Until the past few weeks, the financial panic was still mostly far away on Wall Street. But not now.
Car loans, mortgages and college financing are suddenly harder to come by. Millions are stuck in houses not worth what is owed on them. Cash-strapped consumers are cutting back. The economy is slowing. Jobs are disappearing. Who wants to open quarterly 401(k) statements only to learn that everything they put away in retirement accounts the past two or three years is gone?
There is plenty of blame to go around. Greedy Wall Street speculators took mega-bonuses even when they knew their leveraged companies were tottering -- and someone else would pick up the tab. Crooked or stupid politicians allowed Fannie Mae and Freddie Mac to squander billions, as they raked in campaign donations and crowed about their politically correct support for millions of shaky -- and now mostly defaulting -- buyers.
The new national gospel became charge now/pay later and speculate, rather than put something away in case of a downturn. To provide more goodies that we hadn't earned, politicians ignored soaring annual budget deficits and staggering national debt and kept spending.
But amid the gloom, there are some valuable lessons that we can take away from the Wall-Street panic.
First, cash really is king. For all the talk of a trillion here or billions there, when the crunch came many of these investment houses and their once-strutting managers found themselves with a minus net worth. They were desperate to find liquidity -- any money anywhere they could find it. Pedestrian passbook savings accounts proved wiser investments than all the clever hedge funds, derivatives and sub-prime schemes put together.
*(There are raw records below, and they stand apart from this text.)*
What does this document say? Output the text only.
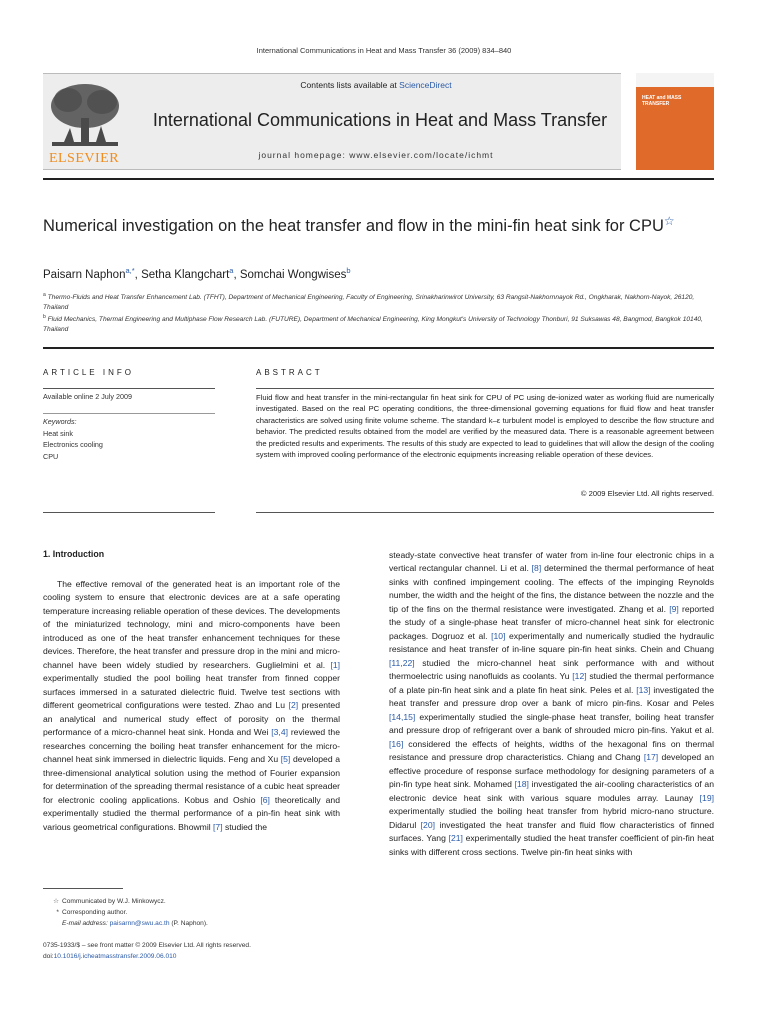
International Communications in Heat and Mass Transfer 36 (2009) 834–840
ELSEVIER
Contents lists available at ScienceDirect
International Communications in Heat and Mass Transfer
journal homepage: www.elsevier.com/locate/ichmt
HEAT and MASS TRANSFER
Numerical investigation on the heat transfer and flow in the mini-fin heat sink for CPU☆
Paisarn Naphon$^{a,*}$, Setha Klangchart$^a$, Somchai Wongwises$^b$
$^a$ Thermo-Fluids and Heat Transfer Enhancement Lab. (TFHT), Department of Mechanical Engineering, Faculty of Engineering, Srinakharinwirot University, 63 Rangsit-Nakhornnayok Rd., Ongkharak, Nakhorn-Nayok, 26120, Thailand
$^b$ Fluid Mechanics, Thermal Engineering and Multiphase Flow Research Lab. (FUTURE), Department of Mechanical Engineering, King Mongkut's University of Technology Thonburi, 91 Suksawas 48, Bangmod, Bangkok 10140, Thailand
ARTICLE INFO
Available online 2 July 2009
Keywords:
Heat sink
Electronics cooling
CPU
ABSTRACT
Fluid flow and heat transfer in the mini-rectangular fin heat sink for CPU of PC using de-ionized water as working fluid are numerically investigated. Based on the real PC operating conditions, the three-dimensional governing equations for fluid flow and heat transfer characteristics are solved using finite volume scheme. The standard k–ε turbulent model is employed to describe the flow structure and behavior. The predicted results obtained from the model are verified by the measured data. There is a reasonable agreement between the predicted results and experiments. The results of this study are expected to lead to guidelines that will allow the design of the cooling system with improved cooling performance of the electronic equipments increasing reliable operation of these devices.
© 2009 Elsevier Ltd. All rights reserved.
1. Introduction

The effective removal of the generated heat is an important role of the cooling system to ensure that electronic devices are at a safe operating temperature increasing reliable operation of these devices. The developments of the miniaturized technology, mini and micro-components have been introduced as one of the heat transfer enhancement techniques for these devices. Therefore, the heat transfer and pressure drop in the mini and micro-channel have been widely studied by researchers. Guglielmini et al. [1] experimentally studied the pool boiling heat transfer from finned copper surfaces immersed in a saturated dielectric fluid. Twelve test sections with different geometrical configurations were tested. Zhao and Lu [2] presented an analytical and numerical study effect of porosity on the thermal performance of a micro-channel heat sink. Honda and Wei [3,4] reviewed the researches concerning the boiling heat transfer enhancement for the micro-channel heat sink immersed in dielectric liquids. Feng and Xu [5] developed a three-dimensional analytical solution using the method of Fourier expansion for determination of the spreading thermal resistance of a cubic heat spreader for electronic cooling applications. Kobus and Oshio [6] theoretically and experimentally studied the thermal performance of a pin-fin heat sink with various geometrical configurations. Bhowmil [7] studied the

steady-state convective heat transfer of water from in-line four electronic chips in a vertical rectangular channel. Li et al. [8] determined the thermal performance of heat sinks with confined impingement cooling. The effects of the impinging Reynolds number, the width and the height of the fins, the distance between the nozzle and the tip of the fins on the thermal resistance were investigated. Zhang et al. [9] reported the study of a single-phase heat transfer of micro-channel heat sink for electronic packages. Dogruoz et al. [10] experimentally and numerically studied the hydraulic resistance and heat transfer of in-line square pin-fin heat sinks. Chein and Chuang [11,22] studied the micro-channel heat sink performance with and without thermoelectric using nanofluids as coolants. Yu [12] studied the thermal performance of a plate pin-fin heat sink and a plate fin heat sink. Peles et al. [13] investigated the heat transfer and pressure drop over a bank of micro pin-fins. Kosar and Peles [14,15] experimentally studied the single-phase heat transfer, boiling heat transfer and pressure drop of refrigerant over a bank of shrouded micro pin-fins. Yakut et al. [16] considered the effects of heights, widths of the hexagonal fins on thermal resistance and pressure drop characteristics. Chiang and Chang [17] developed an effective procedure of response surface methodology for designing parameters of a pin-fin type heat sink. Mohamed [18] investigated the air-cooling characteristics of an electronic device heat sink with various square modules array. Launay [19] experimentally studied the boiling heat transfer from hybrid micro-nano structure. Didarul [20] investigated the heat transfer and fluid flow characteristics of finned surfaces. Yang [21] experimentally studied the heat transfer coefficient of pin-fin heat sinks with different cross sections. Twelve pin-fin heat sinks with

☆ Communicated by W.J. Minkowycz.
* Corresponding author.
E-mail address: paisarnn@swu.ac.th (P. Naphon).
0735-1933/$ – see front matter © 2009 Elsevier Ltd. All rights reserved.
doi:10.1016/j.icheatmasstransfer.2009.06.010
Second, wisdom and blue-chip college educations are not quite the same thing. The fools in Washington and New York who blew up Wall Street had degrees from our finest professional schools.The most chilling example, at the very beginning of this ongoing mess, came in 2003 during the House Financial Services Committee's hearing on Fannie and Freddie. At one point, Harvard Law School graduate Rep. Barney Frank, D-Mass., asked Fannie Mae CEO and fellow Harvard Law School graduate Franklin Raines -- who took millions in bonuses even as he helped bankrupt the once-hallowed institution -- whether he felt the mortgage giant had been "under-regulated." Raines answered him under oath, "No, sir." Then overseer Frank announced, "OK. Then I am not entirely sure why we are here."
If these guys are our best and brightest, then it is about time we rethink what constitutes wisdom, since an Ivy League law degree certainly seemed no proof of either intelligence or ethics.
Third, we as a nation need to relearn the old notion of shame -- as in "shame on you!" Firms like Lehman Brothers and Bear Stearns were once responsible Wall Street institutions, built up over decades by sober men. But their far-lesser successors in just a few months have bankrupted these venerable brokerage houses -- with seemingly no shame at what they have done to the image of Wall Street.
Americans used to pay their debts. Somewhere in all the blame-gaming about the crooks and liars in New York and Washington, we never hear that real people borrowed real money that they should not have. And they then defaulted on what they owed to others. Walking away from debts may have been understandable, but it was also a violation of trust -- and wrong.
Recently, Americans built a new bridge across the Mississippi River in Minneapolis to replace the older one on I-35 that collapsed last year. It was finished three months ahead of schedule, and the industrious construction team that worked 24/7 to make thousands of commuters safer is now eligible for up to $27 million in well-earned incentives. Meanwhile, Franklin Rains at Fannie Mae made nearly twice that sum in bonuses -- leaving behind nothing much at all other than billions in other peoples' debts.
How odd that all those boring lessons from our grandparents turn out to be true in the globalized, hip 21st century: Save your money. Don't borrow what you can't pay back. Look first at a man's character, not his degrees. And if a promised return on an investment seems too good to be true, it probably is.